Procurement como vantagem competitiva dentro da organização__

Este artigo foi escrito por Fernando Méro, Head de Compras Corporativas do Magazine Luiza para a ebdi.

A área de compras/suprimentos, atualmente, é sem dúvidas, uma área de muita importância dentro das organizações, independentemente de seu segmento.

As margens dos produtos são extremamente afetadas, tanto positiva como negativamente, através das estratégias de suprimentos.

Cada vez mais estuda-se novas formas de organizar a cadeia de suprimentos para otimizar as margens, reduzir custos operacionais e de armazenagem e otimizar os tempos de entrega, gerando assim os maiores retornos para as organizações.

Desta forma, faz-se necessário integrar o planejamento das compras, os prazos com fornecedores, os custos de armazenagem/distribuição, a logística e a efetiva entrega para o consumidor final.

Diante destes complexos conceitos que são realidade nas organizações, a pergunta é:

Quais as estratégias para otimizar a cadeia de suprimentos e criar melhor gerenciamento destas atividades?

O primeiro passo para se ter uma cadeia de suprimentos efetiva, é a criação e padronização de processos.

Normatizar procedimentos, garantirá mais efetividade para manuseio dos dados, dos diversos tipos de controles e facilitará na visualização dos modos os quais conduzir os trabalhos.

Adicionalmente, normatizar processos garante histórico e evita qualquer tipo de perda de informações em caso de mudança de profissionais da área.

Criar KPI’s (key performance indicators) também é uma estratégia dentro da padronização de processos que dá visibilidade a indicadores-chave da operação de suprimentos – desta forma, criar, monitorar e garantir plena visibilidade destes indicadores, certamente auxiliará na otimização da cadeia.

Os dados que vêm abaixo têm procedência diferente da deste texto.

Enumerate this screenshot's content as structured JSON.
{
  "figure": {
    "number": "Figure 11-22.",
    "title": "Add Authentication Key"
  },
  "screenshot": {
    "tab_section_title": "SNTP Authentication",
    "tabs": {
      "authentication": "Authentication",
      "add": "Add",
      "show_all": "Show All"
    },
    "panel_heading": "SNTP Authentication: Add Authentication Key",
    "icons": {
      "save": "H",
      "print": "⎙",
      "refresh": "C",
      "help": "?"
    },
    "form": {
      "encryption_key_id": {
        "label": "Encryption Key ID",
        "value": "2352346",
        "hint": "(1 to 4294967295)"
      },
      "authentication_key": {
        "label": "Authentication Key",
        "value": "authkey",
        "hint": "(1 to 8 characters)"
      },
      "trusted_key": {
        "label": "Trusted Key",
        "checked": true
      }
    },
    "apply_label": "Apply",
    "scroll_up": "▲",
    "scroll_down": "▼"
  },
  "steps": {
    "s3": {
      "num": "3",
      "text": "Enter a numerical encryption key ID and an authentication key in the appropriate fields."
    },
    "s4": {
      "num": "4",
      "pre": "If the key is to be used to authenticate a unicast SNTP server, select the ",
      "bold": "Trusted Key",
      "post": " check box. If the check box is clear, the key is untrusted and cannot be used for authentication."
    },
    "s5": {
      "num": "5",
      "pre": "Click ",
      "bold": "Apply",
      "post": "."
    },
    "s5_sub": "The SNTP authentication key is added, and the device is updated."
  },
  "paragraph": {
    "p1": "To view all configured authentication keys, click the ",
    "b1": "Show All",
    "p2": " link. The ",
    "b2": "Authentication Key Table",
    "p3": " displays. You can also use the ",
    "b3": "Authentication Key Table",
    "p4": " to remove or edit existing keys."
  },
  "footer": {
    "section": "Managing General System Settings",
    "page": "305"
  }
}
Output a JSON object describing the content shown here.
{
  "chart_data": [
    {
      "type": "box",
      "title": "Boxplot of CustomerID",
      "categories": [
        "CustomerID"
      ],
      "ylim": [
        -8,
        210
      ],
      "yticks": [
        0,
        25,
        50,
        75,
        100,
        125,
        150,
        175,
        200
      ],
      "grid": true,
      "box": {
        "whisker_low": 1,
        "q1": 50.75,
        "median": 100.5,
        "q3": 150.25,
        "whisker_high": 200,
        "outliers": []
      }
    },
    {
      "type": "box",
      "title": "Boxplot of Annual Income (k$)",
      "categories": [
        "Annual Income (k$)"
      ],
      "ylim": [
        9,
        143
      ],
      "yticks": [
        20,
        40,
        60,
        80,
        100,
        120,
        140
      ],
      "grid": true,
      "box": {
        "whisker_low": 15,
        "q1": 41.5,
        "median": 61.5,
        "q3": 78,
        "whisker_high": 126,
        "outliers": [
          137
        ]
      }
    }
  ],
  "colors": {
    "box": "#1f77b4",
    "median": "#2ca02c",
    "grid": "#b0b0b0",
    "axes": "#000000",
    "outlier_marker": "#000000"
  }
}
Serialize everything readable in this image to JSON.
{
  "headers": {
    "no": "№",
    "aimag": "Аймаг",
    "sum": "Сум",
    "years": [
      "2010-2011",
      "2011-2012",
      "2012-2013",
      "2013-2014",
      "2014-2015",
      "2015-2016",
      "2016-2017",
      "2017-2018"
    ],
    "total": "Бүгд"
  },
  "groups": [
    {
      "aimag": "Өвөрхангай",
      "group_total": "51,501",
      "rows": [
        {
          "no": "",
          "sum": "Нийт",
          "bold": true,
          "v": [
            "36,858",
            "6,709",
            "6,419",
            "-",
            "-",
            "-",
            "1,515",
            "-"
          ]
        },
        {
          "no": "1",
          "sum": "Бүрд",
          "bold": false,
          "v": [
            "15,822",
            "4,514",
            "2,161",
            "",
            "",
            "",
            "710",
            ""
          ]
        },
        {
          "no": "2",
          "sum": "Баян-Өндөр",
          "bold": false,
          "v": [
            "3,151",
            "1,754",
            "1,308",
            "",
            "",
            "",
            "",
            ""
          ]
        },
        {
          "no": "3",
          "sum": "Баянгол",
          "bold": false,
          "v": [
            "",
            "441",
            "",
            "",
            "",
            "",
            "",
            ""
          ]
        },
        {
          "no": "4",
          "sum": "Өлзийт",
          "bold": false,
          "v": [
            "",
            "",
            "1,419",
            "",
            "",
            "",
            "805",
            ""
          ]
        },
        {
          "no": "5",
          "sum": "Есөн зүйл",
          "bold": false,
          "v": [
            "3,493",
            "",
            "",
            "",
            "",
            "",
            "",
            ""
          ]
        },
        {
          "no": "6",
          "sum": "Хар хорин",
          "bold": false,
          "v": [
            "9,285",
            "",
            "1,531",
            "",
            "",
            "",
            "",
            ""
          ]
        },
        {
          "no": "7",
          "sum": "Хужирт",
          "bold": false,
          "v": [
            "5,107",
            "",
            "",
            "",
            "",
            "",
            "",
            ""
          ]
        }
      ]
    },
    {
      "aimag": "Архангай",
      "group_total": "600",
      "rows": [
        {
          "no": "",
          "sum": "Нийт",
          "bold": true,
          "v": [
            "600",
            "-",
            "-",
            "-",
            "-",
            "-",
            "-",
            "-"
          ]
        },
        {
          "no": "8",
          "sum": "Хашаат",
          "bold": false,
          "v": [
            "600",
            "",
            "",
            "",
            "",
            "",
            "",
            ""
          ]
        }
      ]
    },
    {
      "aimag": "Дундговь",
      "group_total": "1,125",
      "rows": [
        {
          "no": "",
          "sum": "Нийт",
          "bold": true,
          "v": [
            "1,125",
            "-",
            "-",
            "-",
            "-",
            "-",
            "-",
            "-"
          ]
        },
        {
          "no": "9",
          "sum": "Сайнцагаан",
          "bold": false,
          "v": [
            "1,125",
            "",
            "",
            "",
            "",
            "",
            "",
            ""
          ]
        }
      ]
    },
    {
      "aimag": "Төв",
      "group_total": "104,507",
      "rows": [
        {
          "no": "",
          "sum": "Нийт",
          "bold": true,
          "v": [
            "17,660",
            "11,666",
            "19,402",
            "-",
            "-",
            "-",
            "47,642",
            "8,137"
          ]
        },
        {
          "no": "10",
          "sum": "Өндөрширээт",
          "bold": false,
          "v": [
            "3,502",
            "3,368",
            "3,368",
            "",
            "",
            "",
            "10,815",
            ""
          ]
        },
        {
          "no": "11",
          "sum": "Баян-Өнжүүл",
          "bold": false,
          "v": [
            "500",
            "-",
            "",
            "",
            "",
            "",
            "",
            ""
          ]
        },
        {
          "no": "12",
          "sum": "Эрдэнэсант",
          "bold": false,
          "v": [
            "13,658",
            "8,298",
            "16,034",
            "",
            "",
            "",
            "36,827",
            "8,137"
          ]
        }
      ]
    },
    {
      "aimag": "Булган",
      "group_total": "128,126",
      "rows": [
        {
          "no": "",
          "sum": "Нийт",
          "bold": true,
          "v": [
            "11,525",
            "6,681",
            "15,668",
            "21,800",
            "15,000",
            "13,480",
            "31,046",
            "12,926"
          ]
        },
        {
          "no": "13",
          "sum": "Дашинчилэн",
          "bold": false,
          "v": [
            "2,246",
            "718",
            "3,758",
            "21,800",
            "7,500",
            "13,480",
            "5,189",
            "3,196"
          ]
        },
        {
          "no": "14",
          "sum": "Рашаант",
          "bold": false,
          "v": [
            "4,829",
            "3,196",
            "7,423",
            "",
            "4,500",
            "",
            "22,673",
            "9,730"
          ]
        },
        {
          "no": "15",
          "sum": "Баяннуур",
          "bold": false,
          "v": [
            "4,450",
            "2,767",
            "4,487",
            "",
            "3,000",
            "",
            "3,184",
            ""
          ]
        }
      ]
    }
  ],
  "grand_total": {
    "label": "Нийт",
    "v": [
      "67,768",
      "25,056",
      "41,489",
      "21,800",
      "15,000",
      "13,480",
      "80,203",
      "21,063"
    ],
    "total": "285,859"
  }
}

O segundo passo é garantir monitoramento, parceria e acima de tudo, proximidade junto aos principais fornecedores.

Contudo, é de extrema importância, periodicamente, a área de suprimentos ir ao mercado para entender se os preços praticados pelos fornecedores ainda são justos, se os níveis de serviço estão condizentes com o que o mercado pratica, se os prazos de pagamento e recebimento estão dentro da normalidade do mercado, etc…

Existem algumas estratégias específicas para a área de compras entender o mercado, contudo, a mais comum delas é a famosa RFP (request for proposal).

Este modelo de entendimento de mercado é um convite formal, enviado através de um edital, a um grupo de fornecedores para apresentarem propostas de venda e entrega de produtos ou serviços.

Um processo de RFP envolvendo vários fornecedores é muito vantajoso para as empresas, pois fornece a plena percepção do que é praticado no mercado, além de aumentar a capacidade de negociação, poder de barganha e compra por parte das empresas.

Ainda dentro deste passo de monitoramento de fornecedores, recomenda-se, a criação de políticas de homologação destes prestadores que exijam certificações de qualidade e exemplos de boas práticas de trabalho.

O terceiro passo é criar uma equipe plenamente capacitada para lidar com as diferentes sub-áreas dentro do universo de suprimentos.

É de suma importância contar com bons negociadores dentro da equipe!

As funções gerais da área de compras não estão somente atreladas à negociação, desta forma, é importante que os profissionais sejam: organizados, atualizados, analíticos e estratégicos.

Sumarizando, montar uma equipe multidisciplinar, é um elo que garantirá as melhores práticas dentro da área de suprimentos.

Qual o último passo para a vantagem competitiva?

Por fim, temos um último passo, que é a relação da área de compras junto aos seus clientes internos.

Para quebrar algumas barreiras que alguns clientes internos criam, é sempre importante deixar claro que a área de compras tem a missão de contribuir com as áreas, reduzindo seus orçamentos e renegociando seus contratos.

Basicamente a área deve “andar junto” aos seus principais clientes para obterem melhores resultados e isto dependerá diretamente do alinhamento entre si – quanto mais comunicação e afinamento, melhores possibilidades para estudos robustos, negociações estruturadas e assim melhores resultados finais das contratações.

Fernando Méro

Head de Compras Corporativas do Magazine Luiza

É formado em Administração de Empresas pela Universidade Presbiteriana Mackenzie, especializado em Dinâmica de Negócios pelo INSPER SP e com MBA pela BSP (Business School São Paulo). Desde sua primeira experiência profissional, trabalhou no setor de suprimentos/compras e foi responsável por diversas diferentes categorias. Fernando tem passagens por diferentes segmentos, os quais enriquecerem seus conhecimentos sobre da área de Supply Chain – farmacêutica, construção civil, aviação e varejo (e-commerce).